While I’m not vegan all the time – I do appreciate how great it can feel when you do eat vegan. I participate in several events for work and many times I will order a roasted vegetable plate for dinner!
I was tinkering in my kitchen one evening trying to think about how to create something new that was versatile and vegan. I started with half shallot onion sauteed in extra virgin olive oil until cooked. From there I looked in the fridge to see what I had available, and as usual I had a green pepper, an 8 ounce package of whole mushrooms and some parsley. Next I sliced up the green pepper and mushroom, and added them to the shallot and olive oil mixture. I continued to give thought to how I could make this even better – though even if I stopped now it would be delicious! So I looked over at my counter of rice vinegar, red wine vinegar and noticed a bottle of Marsala wine! I thought this would be perfect! It was the exact ingredient I was looking for to make this dish flavorful – at a different level! I poured one cup of Marsala wine over the mixture, added a pinch of salt and a pinch of pepper, then reduced the heat to low for 30 minutes until the Marsala wine reduced. Then voila!

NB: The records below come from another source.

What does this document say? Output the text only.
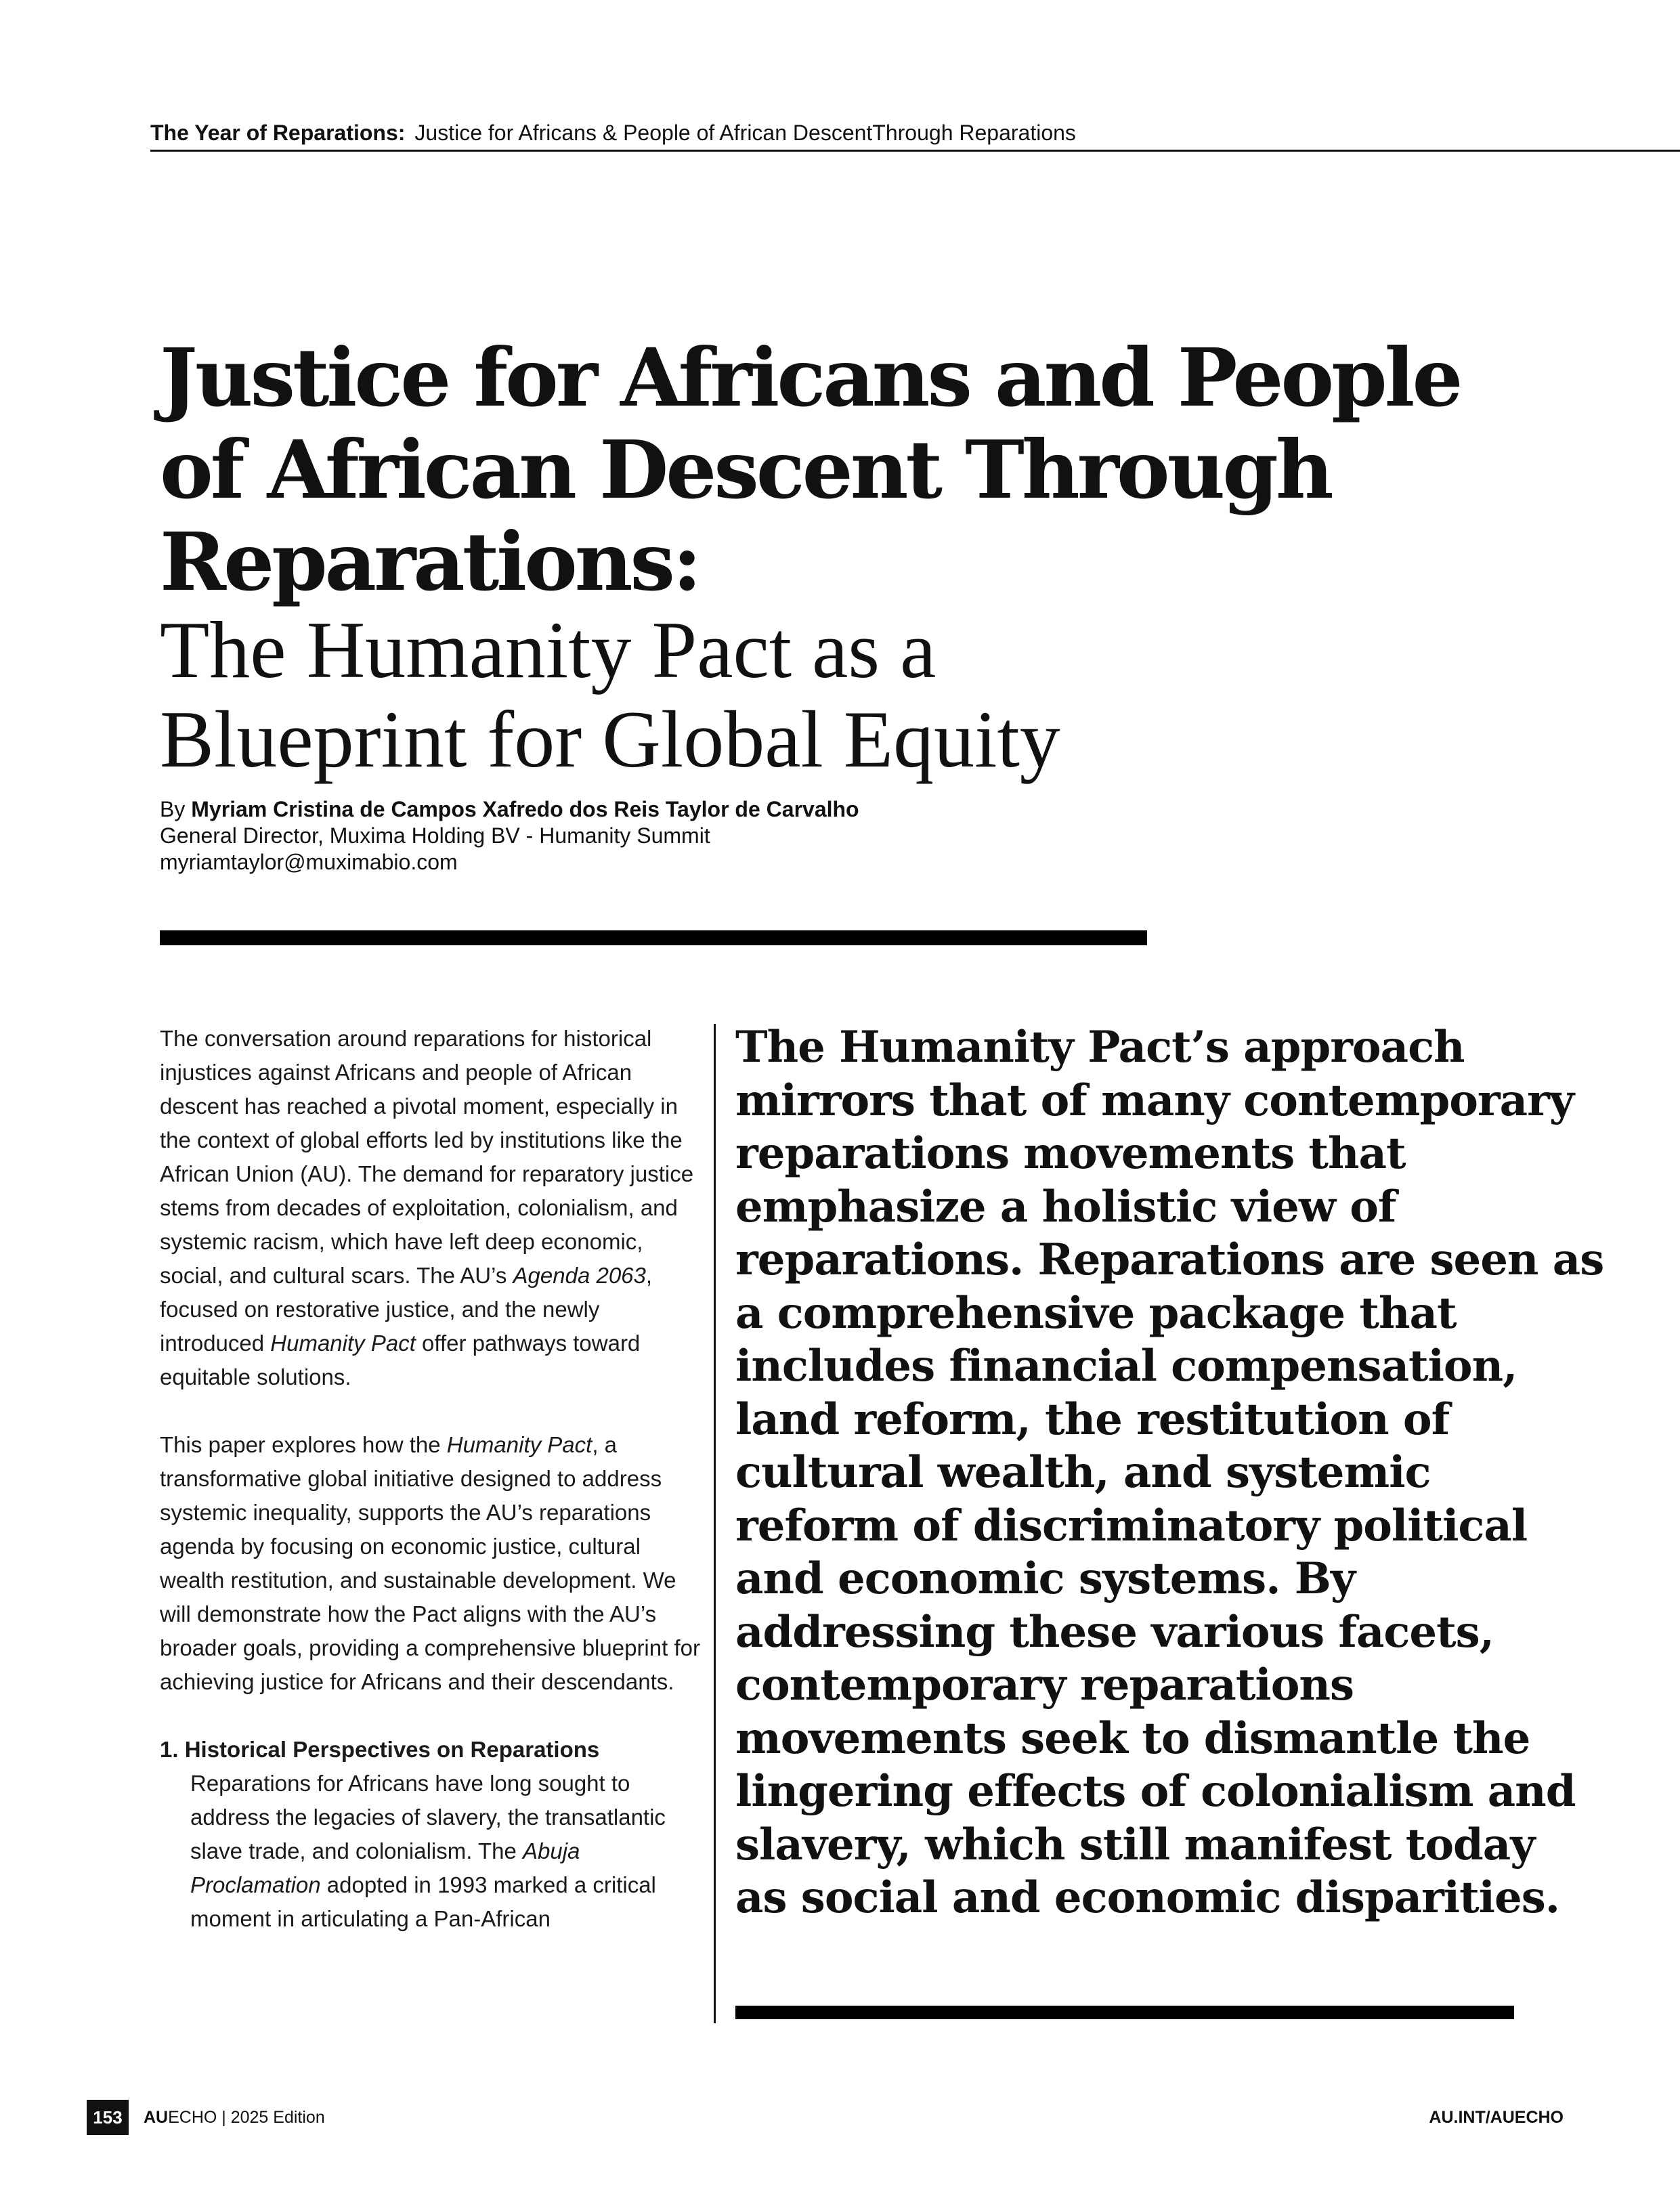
The Year of Reparations: Justice for Africans & People of African DescentThrough Reparations
Justice for Africans and People
of African Descent Through
Reparations:
The Humanity Pact as a
Blueprint for Global Equity
By Myriam Cristina de Campos Xafredo dos Reis Taylor de Carvalho
General Director, Muxima Holding BV - Humanity Summit
myriamtaylor@muximabio.com

The conversation around reparations for historical injustices against Africans and people of African descent has reached a pivotal moment, especially in the context of global efforts led by institutions like the African Union (AU). The demand for reparatory justice stems from decades of exploitation, colonialism, and systemic racism, which have left deep economic, social, and cultural scars. The AU’s Agenda 2063, focused on restorative justice, and the newly introduced Humanity Pact offer pathways toward equitable solutions.

This paper explores how the Humanity Pact, a transformative global initiative designed to address systemic inequality, supports the AU’s reparations agenda by focusing on economic justice, cultural wealth restitution, and sustainable development. We will demonstrate how the Pact aligns with the AU’s broader goals, providing a comprehensive blueprint for achieving justice for Africans and their descendants.

1. Historical Perspectives on Reparations

Reparations for Africans have long sought to address the legacies of slavery, the transatlantic slave trade, and colonialism. The Abuja Proclamation adopted in 1993 marked a critical moment in articulating a Pan-African

The Humanity Pact’s approach
mirrors that of many contemporary
reparations movements that
emphasize a holistic view of
reparations. Reparations are seen as
a comprehensive package that
includes financial compensation,
land reform, the restitution of
cultural wealth, and systemic
reform of discriminatory political
and economic systems. By
addressing these various facets,
contemporary reparations
movements seek to dismantle the
lingering effects of colonialism and
slavery, which still manifest today
as social and economic disparities.
153	AUECHO | 2025 Edition	AU.INT/AUECHO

I first used this mixture over a piece of steak as a topping and it was a hit with my family! I saved the leftovers in a small container and the next day I used the mixture in between two slices of delicious Italian ciabatta bread. I didn’t even need mayo because the Marsala wine and olive oil mixed together made a delicious dressing!
Try this Marsala-green pepper-mushroom dish and you’ll be able to use it over chicken or steak like I did! And the next day in a delicious sandwich – enjoy!